In as far as "Zero Covid" means "perpetual lockdowns" it cannot be taken seriously as a counter measure. Lockdowns work but only until compliance breaks down, which is what happened in China. The epidemic is not going to leave this way. Even if we had not found good vaccines in this incredibly short amount of time we would at some point have to face the question that, even given the avoidable suffering because of an infection—how much suffering because of perpetuated stay-at-home orders is acceptable for a society?

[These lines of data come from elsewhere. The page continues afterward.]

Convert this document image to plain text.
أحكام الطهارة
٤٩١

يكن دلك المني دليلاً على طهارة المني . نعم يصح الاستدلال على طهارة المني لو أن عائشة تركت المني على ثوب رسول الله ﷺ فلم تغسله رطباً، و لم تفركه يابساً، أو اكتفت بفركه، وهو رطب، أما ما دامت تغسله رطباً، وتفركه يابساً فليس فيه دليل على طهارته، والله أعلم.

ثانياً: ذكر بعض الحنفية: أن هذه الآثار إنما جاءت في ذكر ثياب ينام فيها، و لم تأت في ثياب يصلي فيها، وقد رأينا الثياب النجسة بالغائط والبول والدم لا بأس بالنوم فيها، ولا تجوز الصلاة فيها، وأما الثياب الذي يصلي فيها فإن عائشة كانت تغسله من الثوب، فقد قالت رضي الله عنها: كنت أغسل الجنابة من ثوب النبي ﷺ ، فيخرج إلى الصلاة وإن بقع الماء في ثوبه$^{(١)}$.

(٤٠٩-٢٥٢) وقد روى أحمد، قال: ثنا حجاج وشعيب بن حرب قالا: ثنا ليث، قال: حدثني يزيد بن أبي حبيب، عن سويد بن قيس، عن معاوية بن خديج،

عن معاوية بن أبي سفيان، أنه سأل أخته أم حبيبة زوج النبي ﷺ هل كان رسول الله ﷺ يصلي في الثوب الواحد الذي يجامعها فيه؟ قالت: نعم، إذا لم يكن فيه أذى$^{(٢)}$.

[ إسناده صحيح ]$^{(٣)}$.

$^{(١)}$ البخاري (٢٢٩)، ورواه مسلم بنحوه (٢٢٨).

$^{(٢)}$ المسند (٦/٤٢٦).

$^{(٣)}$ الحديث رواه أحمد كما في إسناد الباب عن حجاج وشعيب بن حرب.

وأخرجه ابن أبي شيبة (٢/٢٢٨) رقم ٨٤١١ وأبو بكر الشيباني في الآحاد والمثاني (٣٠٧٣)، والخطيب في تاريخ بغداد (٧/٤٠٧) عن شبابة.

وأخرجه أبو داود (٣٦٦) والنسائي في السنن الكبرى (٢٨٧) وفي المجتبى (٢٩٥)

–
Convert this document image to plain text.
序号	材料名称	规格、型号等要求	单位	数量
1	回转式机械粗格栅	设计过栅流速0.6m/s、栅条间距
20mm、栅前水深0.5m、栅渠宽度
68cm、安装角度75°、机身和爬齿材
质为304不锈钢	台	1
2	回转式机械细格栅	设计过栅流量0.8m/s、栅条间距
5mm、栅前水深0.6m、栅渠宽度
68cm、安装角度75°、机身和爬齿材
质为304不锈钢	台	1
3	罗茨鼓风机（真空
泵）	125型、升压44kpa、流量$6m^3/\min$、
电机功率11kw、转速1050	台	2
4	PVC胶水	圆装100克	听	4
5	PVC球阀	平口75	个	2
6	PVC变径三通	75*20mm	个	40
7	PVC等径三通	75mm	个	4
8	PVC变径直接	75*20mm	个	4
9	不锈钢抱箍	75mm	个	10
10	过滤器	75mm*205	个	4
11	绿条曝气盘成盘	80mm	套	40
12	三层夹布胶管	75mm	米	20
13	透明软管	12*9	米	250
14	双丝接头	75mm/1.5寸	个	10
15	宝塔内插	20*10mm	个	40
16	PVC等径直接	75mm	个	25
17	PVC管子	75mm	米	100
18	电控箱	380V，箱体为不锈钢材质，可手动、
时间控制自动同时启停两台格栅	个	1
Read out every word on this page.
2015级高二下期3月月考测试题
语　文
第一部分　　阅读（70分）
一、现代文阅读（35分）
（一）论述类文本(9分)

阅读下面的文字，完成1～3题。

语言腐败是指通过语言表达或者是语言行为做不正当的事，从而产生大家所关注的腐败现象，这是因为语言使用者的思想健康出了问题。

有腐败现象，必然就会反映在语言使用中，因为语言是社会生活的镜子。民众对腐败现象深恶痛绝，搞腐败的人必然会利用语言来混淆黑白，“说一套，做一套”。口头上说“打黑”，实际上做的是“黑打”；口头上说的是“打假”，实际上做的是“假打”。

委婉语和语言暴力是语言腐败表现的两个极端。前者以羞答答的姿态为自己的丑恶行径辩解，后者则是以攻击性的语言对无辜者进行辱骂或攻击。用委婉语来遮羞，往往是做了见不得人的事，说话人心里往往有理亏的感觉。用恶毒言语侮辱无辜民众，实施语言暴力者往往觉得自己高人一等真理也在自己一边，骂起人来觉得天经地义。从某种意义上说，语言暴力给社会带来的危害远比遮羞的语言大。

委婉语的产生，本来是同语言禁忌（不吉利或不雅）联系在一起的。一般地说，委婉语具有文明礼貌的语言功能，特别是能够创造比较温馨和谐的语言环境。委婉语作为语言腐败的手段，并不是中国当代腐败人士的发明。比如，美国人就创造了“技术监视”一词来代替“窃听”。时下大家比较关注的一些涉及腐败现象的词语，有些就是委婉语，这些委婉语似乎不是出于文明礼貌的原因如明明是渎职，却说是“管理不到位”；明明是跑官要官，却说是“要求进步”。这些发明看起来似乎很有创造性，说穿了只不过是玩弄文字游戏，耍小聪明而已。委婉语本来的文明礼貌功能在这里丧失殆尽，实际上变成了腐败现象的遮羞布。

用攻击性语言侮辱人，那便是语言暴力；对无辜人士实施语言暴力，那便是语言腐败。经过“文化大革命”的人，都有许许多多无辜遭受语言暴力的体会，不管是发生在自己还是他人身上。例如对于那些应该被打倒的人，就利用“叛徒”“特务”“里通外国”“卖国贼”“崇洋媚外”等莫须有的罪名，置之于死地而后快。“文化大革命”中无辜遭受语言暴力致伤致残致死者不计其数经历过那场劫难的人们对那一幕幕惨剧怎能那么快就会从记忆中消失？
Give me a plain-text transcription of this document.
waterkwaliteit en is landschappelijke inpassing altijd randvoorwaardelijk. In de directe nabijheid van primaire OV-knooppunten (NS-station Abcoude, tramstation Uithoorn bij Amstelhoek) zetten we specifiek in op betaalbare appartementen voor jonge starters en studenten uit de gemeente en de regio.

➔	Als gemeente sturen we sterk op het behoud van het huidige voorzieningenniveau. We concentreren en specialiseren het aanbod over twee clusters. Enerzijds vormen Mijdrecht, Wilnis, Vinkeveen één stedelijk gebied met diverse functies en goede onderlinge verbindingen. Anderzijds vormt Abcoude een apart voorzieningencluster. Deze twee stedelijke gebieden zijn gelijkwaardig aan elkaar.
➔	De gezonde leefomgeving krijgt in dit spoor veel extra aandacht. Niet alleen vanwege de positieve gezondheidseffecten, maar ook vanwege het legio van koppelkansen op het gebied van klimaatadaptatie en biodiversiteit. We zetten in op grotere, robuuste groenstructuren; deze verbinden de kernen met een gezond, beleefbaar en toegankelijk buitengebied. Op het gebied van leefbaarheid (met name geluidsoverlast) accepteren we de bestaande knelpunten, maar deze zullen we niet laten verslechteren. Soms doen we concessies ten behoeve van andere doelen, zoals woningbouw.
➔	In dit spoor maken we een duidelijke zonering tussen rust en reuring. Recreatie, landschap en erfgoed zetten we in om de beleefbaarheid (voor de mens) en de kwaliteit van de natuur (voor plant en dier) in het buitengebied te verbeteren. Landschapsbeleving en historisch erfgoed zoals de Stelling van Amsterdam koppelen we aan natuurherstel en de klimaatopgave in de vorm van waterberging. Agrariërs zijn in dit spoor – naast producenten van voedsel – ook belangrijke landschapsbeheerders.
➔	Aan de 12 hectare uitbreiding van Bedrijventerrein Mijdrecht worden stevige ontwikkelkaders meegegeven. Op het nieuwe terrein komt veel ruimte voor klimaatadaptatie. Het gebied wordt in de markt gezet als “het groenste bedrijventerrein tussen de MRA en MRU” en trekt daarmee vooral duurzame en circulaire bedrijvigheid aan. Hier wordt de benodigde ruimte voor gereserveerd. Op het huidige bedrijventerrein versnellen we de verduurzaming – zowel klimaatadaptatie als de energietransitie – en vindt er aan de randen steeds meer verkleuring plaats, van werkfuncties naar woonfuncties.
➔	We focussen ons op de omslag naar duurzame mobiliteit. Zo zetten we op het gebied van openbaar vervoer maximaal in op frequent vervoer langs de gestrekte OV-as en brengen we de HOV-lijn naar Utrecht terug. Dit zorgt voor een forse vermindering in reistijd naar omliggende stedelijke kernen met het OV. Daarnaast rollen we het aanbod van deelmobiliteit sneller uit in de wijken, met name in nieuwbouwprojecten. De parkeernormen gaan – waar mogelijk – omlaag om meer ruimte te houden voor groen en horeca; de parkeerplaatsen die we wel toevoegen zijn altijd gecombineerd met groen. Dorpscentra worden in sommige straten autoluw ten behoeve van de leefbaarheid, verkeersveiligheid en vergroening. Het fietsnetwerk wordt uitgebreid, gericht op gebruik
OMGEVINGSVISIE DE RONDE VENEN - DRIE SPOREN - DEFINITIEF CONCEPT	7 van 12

One other thing to factor into this good picture you're making of the situation: at each step in greater transmissibility of variants and sub-variants for Omicron a given isolation or here Zero COVID policy becomes harder. That said, Xi/the CCP/PRC kept it up for almost a year after the first variants of Omicron started getting detected all over the world. Per Wikipedia the first ex-Africa case was in Hong Kong....

Against classic Wuhan it's pretty much accepted the two big PRC vaccines are less effective than the best two Western mRNA ones. This might not play out the same for variants, since these PRC ones are of the inactivated whole virus type, likely expose more proteins to the adaptive immune systems than spike focused ones.